Human rights lawyer Amal Clooney has been appointed as the government's special envoy on media freedom, the Foreign Office has announced.
Ms Clooney and Foreign Secretary Jeremy Hunt will work to "counter draconian laws that hinder journalists from going about their work", the FCO said.
Mr Hunt said violence against reporters had reached "alarming levels globally".
Ms Clooney, who will not receive a fee for her work, said she was "honoured" to take on the role.
"Through my legal work defending journalists I have seen first-hand the ways in which reporters are being targeted and imprisoned in an effort to silence them and prevent a free media," added Ms Clooney, who last year joined the legal team defending two Reuters journalists detained in Myanmar.
British-Lebanese barrister Ms Clooney is known for taking on high-profile human rights cases.
In 2015, she was part of the legal team working towards the release of two Al Jazeera journalists jailed in Egypt.
More recently, she represented Nadia Murad - a Nobel Peace Prize winner who was captured and tortured by so-called Islamic State.
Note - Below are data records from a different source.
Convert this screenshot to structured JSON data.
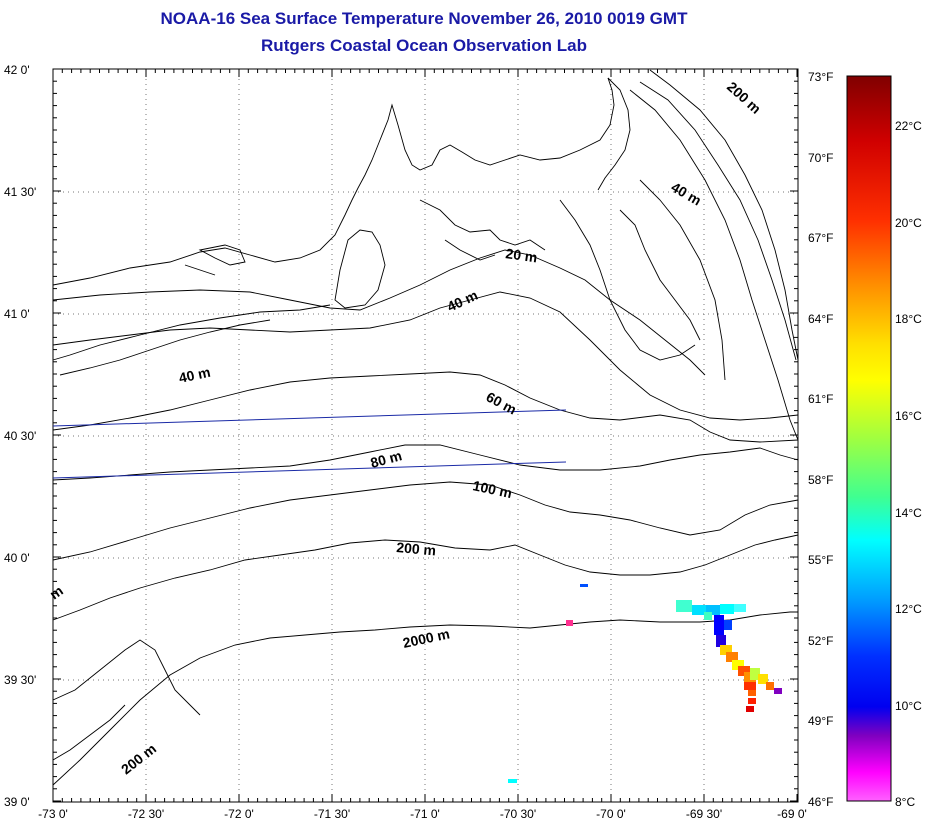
{
  "header": {
    "title": "NOAA-16 Sea Surface Temperature November 26, 2010 0019 GMT",
    "subtitle": "Rutgers Coastal Ocean Observation Lab"
  },
  "map": {
    "x_ticks": [
      "-73 0'",
      "-72 30'",
      "-72 0'",
      "-71 30'",
      "-71 0'",
      "-70 30'",
      "-70 0'",
      "-69 30'",
      "-69 0'"
    ],
    "y_ticks": [
      "42 0'",
      "41 30'",
      "41 0'",
      "40 30'",
      "40 0'",
      "39 30'",
      "39 0'"
    ],
    "contour_labels": [
      "200 m",
      "40 m",
      "20 m",
      "40 m",
      "40 m",
      "60 m",
      "80 m",
      "100 m",
      "200 m",
      "2000 m",
      "200 m",
      "m"
    ]
  },
  "colorbar": {
    "fahrenheit_labels": [
      "73°F",
      "70°F",
      "67°F",
      "64°F",
      "61°F",
      "58°F",
      "55°F",
      "52°F",
      "49°F",
      "46°F"
    ],
    "celsius_labels": [
      "22°C",
      "20°C",
      "18°C",
      "16°C",
      "14°C",
      "12°C",
      "10°C",
      "8°C"
    ],
    "colors": [
      "#800000",
      "#ff0000",
      "#ff8000",
      "#ffff00",
      "#80ff40",
      "#00ffff",
      "#0080ff",
      "#0000ff",
      "#8000c0",
      "#ff40ff"
    ]
  }
}
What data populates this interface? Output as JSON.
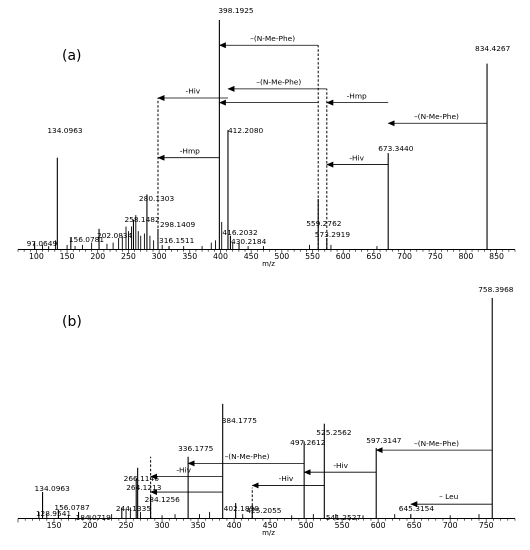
{
  "chart_data": [
    {
      "type": "bar",
      "panel_label": "(a)",
      "xlabel": "m/z",
      "ylabel": "",
      "xlim": [
        70,
        880
      ],
      "xticks": [
        100,
        150,
        200,
        250,
        300,
        350,
        400,
        450,
        500,
        550,
        600,
        650,
        700,
        750,
        800,
        850
      ],
      "grid": false,
      "legend": "none",
      "peaks": [
        {
          "mz": 97.0649,
          "rel": 0.03,
          "label": "97.0649"
        },
        {
          "mz": 134.0963,
          "rel": 0.4,
          "label": "134.0963"
        },
        {
          "mz": 156.0781,
          "rel": 0.05,
          "label": "156.0781"
        },
        {
          "mz": 202.0834,
          "rel": 0.09,
          "label": "202.0834"
        },
        {
          "mz": 258.1482,
          "rel": 0.13,
          "label": "258.1482"
        },
        {
          "mz": 280.1303,
          "rel": 0.24,
          "label": "280.1303"
        },
        {
          "mz": 298.1409,
          "rel": 0.09,
          "label": "298.1409"
        },
        {
          "mz": 316.1511,
          "rel": 0.015,
          "label": "316.1511"
        },
        {
          "mz": 398.1925,
          "rel": 1.0,
          "label": "398.1925"
        },
        {
          "mz": 412.208,
          "rel": 0.52,
          "label": "412.2080"
        },
        {
          "mz": 416.2032,
          "rel": 0.06,
          "label": "416.2032"
        },
        {
          "mz": 430.2184,
          "rel": 0.03,
          "label": "430.2184"
        },
        {
          "mz": 559.2762,
          "rel": 0.22,
          "label": "559.2762"
        },
        {
          "mz": 573.2919,
          "rel": 0.05,
          "label": "573.2919"
        },
        {
          "mz": 673.344,
          "rel": 0.42,
          "label": "673.3440"
        },
        {
          "mz": 834.4267,
          "rel": 0.81,
          "label": "834.4267"
        }
      ],
      "minor_peaks": [
        {
          "mz": 110,
          "rel": 0.02
        },
        {
          "mz": 120,
          "rel": 0.015
        },
        {
          "mz": 131,
          "rel": 0.04
        },
        {
          "mz": 150,
          "rel": 0.02
        },
        {
          "mz": 163,
          "rel": 0.015
        },
        {
          "mz": 175,
          "rel": 0.02
        },
        {
          "mz": 190,
          "rel": 0.03
        },
        {
          "mz": 215,
          "rel": 0.025
        },
        {
          "mz": 225,
          "rel": 0.03
        },
        {
          "mz": 234,
          "rel": 0.05
        },
        {
          "mz": 240,
          "rel": 0.06
        },
        {
          "mz": 246,
          "rel": 0.1
        },
        {
          "mz": 250,
          "rel": 0.08
        },
        {
          "mz": 255,
          "rel": 0.1
        },
        {
          "mz": 262,
          "rel": 0.15
        },
        {
          "mz": 266,
          "rel": 0.08
        },
        {
          "mz": 270,
          "rel": 0.06
        },
        {
          "mz": 276,
          "rel": 0.07
        },
        {
          "mz": 285,
          "rel": 0.06
        },
        {
          "mz": 291,
          "rel": 0.04
        },
        {
          "mz": 305,
          "rel": 0.02
        },
        {
          "mz": 340,
          "rel": 0.015
        },
        {
          "mz": 370,
          "rel": 0.015
        },
        {
          "mz": 385,
          "rel": 0.03
        },
        {
          "mz": 392,
          "rel": 0.04
        },
        {
          "mz": 402,
          "rel": 0.12
        },
        {
          "mz": 420,
          "rel": 0.03
        },
        {
          "mz": 445,
          "rel": 0.015
        },
        {
          "mz": 470,
          "rel": 0.015
        },
        {
          "mz": 545,
          "rel": 0.02
        },
        {
          "mz": 580,
          "rel": 0.02
        },
        {
          "mz": 655,
          "rel": 0.015
        }
      ],
      "guides": [
        {
          "mz": 298.1409,
          "top": 0.66
        },
        {
          "mz": 559.2762,
          "top": 0.89
        },
        {
          "mz": 573.2919,
          "top": 0.7
        }
      ],
      "annotations": [
        {
          "from": 559.2762,
          "to": 398.1925,
          "y": 0.89,
          "label": "–(N-Me-Phe)",
          "lx": 485,
          "ly": 0.9
        },
        {
          "from": 573.2919,
          "to": 412.208,
          "y": 0.7,
          "label": "–(N-Me-Phe)",
          "lx": 495,
          "ly": 0.71
        },
        {
          "from": 412.208,
          "to": 298.1409,
          "y": 0.66,
          "label": "-Hiv",
          "lx": 355,
          "ly": 0.67
        },
        {
          "from": 559.2762,
          "to": 398.1925,
          "y": 0.64,
          "label": "",
          "lx": 0,
          "ly": 0
        },
        {
          "from": 673.344,
          "to": 573.2919,
          "y": 0.64,
          "label": "-Hmp",
          "lx": 622,
          "ly": 0.65
        },
        {
          "from": 398.1925,
          "to": 298.1409,
          "y": 0.4,
          "label": "-Hmp",
          "lx": 350,
          "ly": 0.41
        },
        {
          "from": 673.344,
          "to": 573.2919,
          "y": 0.37,
          "label": "-Hiv",
          "lx": 622,
          "ly": 0.38
        },
        {
          "from": 834.4267,
          "to": 673.344,
          "y": 0.55,
          "label": "–(N-Me-Phe)",
          "lx": 752,
          "ly": 0.56
        }
      ]
    },
    {
      "type": "bar",
      "panel_label": "(b)",
      "xlabel": "m/z",
      "ylabel": "",
      "xlim": [
        100,
        790
      ],
      "xticks": [
        150,
        200,
        250,
        300,
        350,
        400,
        450,
        500,
        550,
        600,
        650,
        700,
        750
      ],
      "grid": false,
      "legend": "none",
      "peaks": [
        {
          "mz": 128.9541,
          "rel": 0.03,
          "label": "128.9541"
        },
        {
          "mz": 134.0963,
          "rel": 0.12,
          "label": "134.0963"
        },
        {
          "mz": 156.0787,
          "rel": 0.04,
          "label": "156.0787"
        },
        {
          "mz": 184.0719,
          "rel": 0.03,
          "label": "184.0719"
        },
        {
          "mz": 244.1335,
          "rel": 0.05,
          "label": "244.1335"
        },
        {
          "mz": 264.1213,
          "rel": 0.18,
          "label": "264.1213"
        },
        {
          "mz": 266.1146,
          "rel": 0.23,
          "label": "266.1146"
        },
        {
          "mz": 284.1256,
          "rel": 0.1,
          "label": "284.1256"
        },
        {
          "mz": 336.1775,
          "rel": 0.28,
          "label": "336.1775"
        },
        {
          "mz": 384.1775,
          "rel": 0.52,
          "label": "384.1775"
        },
        {
          "mz": 402.189,
          "rel": 0.07,
          "label": "402.1890"
        },
        {
          "mz": 425.2055,
          "rel": 0.06,
          "label": "425.2055"
        },
        {
          "mz": 497.2612,
          "rel": 0.35,
          "label": "497.2612"
        },
        {
          "mz": 525.2562,
          "rel": 0.43,
          "label": "525.2562"
        },
        {
          "mz": 541.2527,
          "rel": 0.02,
          "label": "541.2527"
        },
        {
          "mz": 597.3147,
          "rel": 0.32,
          "label": "597.3147"
        },
        {
          "mz": 645.3154,
          "rel": 0.02,
          "label": "645.3154"
        },
        {
          "mz": 758.3968,
          "rel": 1.0,
          "label": "758.3968"
        }
      ],
      "minor_peaks": [
        {
          "mz": 140,
          "rel": 0.02
        },
        {
          "mz": 170,
          "rel": 0.015
        },
        {
          "mz": 200,
          "rel": 0.015
        },
        {
          "mz": 230,
          "rel": 0.02
        },
        {
          "mz": 250,
          "rel": 0.04
        },
        {
          "mz": 256,
          "rel": 0.05
        },
        {
          "mz": 270,
          "rel": 0.03
        },
        {
          "mz": 300,
          "rel": 0.015
        },
        {
          "mz": 318,
          "rel": 0.02
        },
        {
          "mz": 352,
          "rel": 0.02
        },
        {
          "mz": 366,
          "rel": 0.03
        },
        {
          "mz": 412,
          "rel": 0.02
        },
        {
          "mz": 480,
          "rel": 0.015
        },
        {
          "mz": 510,
          "rel": 0.02
        },
        {
          "mz": 579,
          "rel": 0.015
        },
        {
          "mz": 623,
          "rel": 0.02
        },
        {
          "mz": 700,
          "rel": 0.015
        },
        {
          "mz": 740,
          "rel": 0.02
        }
      ],
      "guides": [
        {
          "mz": 284.1256,
          "top": 0.28
        },
        {
          "mz": 425.2055,
          "top": 0.14
        }
      ],
      "annotations": [
        {
          "from": 758.3968,
          "to": 597.3147,
          "y": 0.31,
          "label": "–(N-Me-Phe)",
          "lx": 681,
          "ly": 0.32
        },
        {
          "from": 497.2612,
          "to": 336.1775,
          "y": 0.25,
          "label": "–(N-Me-Phe)",
          "lx": 418,
          "ly": 0.26
        },
        {
          "from": 597.3147,
          "to": 497.2612,
          "y": 0.21,
          "label": "-Hiv",
          "lx": 548,
          "ly": 0.22
        },
        {
          "from": 384.1775,
          "to": 284.1256,
          "y": 0.19,
          "label": "-Hiv",
          "lx": 330,
          "ly": 0.2
        },
        {
          "from": 525.2562,
          "to": 425.2055,
          "y": 0.15,
          "label": "-Hiv",
          "lx": 472,
          "ly": 0.16
        },
        {
          "from": 384.1775,
          "to": 284.1256,
          "y": 0.12,
          "label": "",
          "lx": 0,
          "ly": 0
        },
        {
          "from": 758.3968,
          "to": 645.3154,
          "y": 0.065,
          "label": "– Leu",
          "lx": 698,
          "ly": 0.08
        }
      ]
    }
  ]
}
Mr Hunt said Ms Clooney's experience made her "ideally placed" to ensure the UK's efforts to protect global press freedom had "real impact for journalists".
He added: "She will use her expertise to chair a panel comprising the world's best legal minds to develop and promote legal mechanisms to prevent and reverse media abuses."
In 2018, 99 reporters were killed, 348 were detained and 60 were taken hostage worldwide, the FCO said.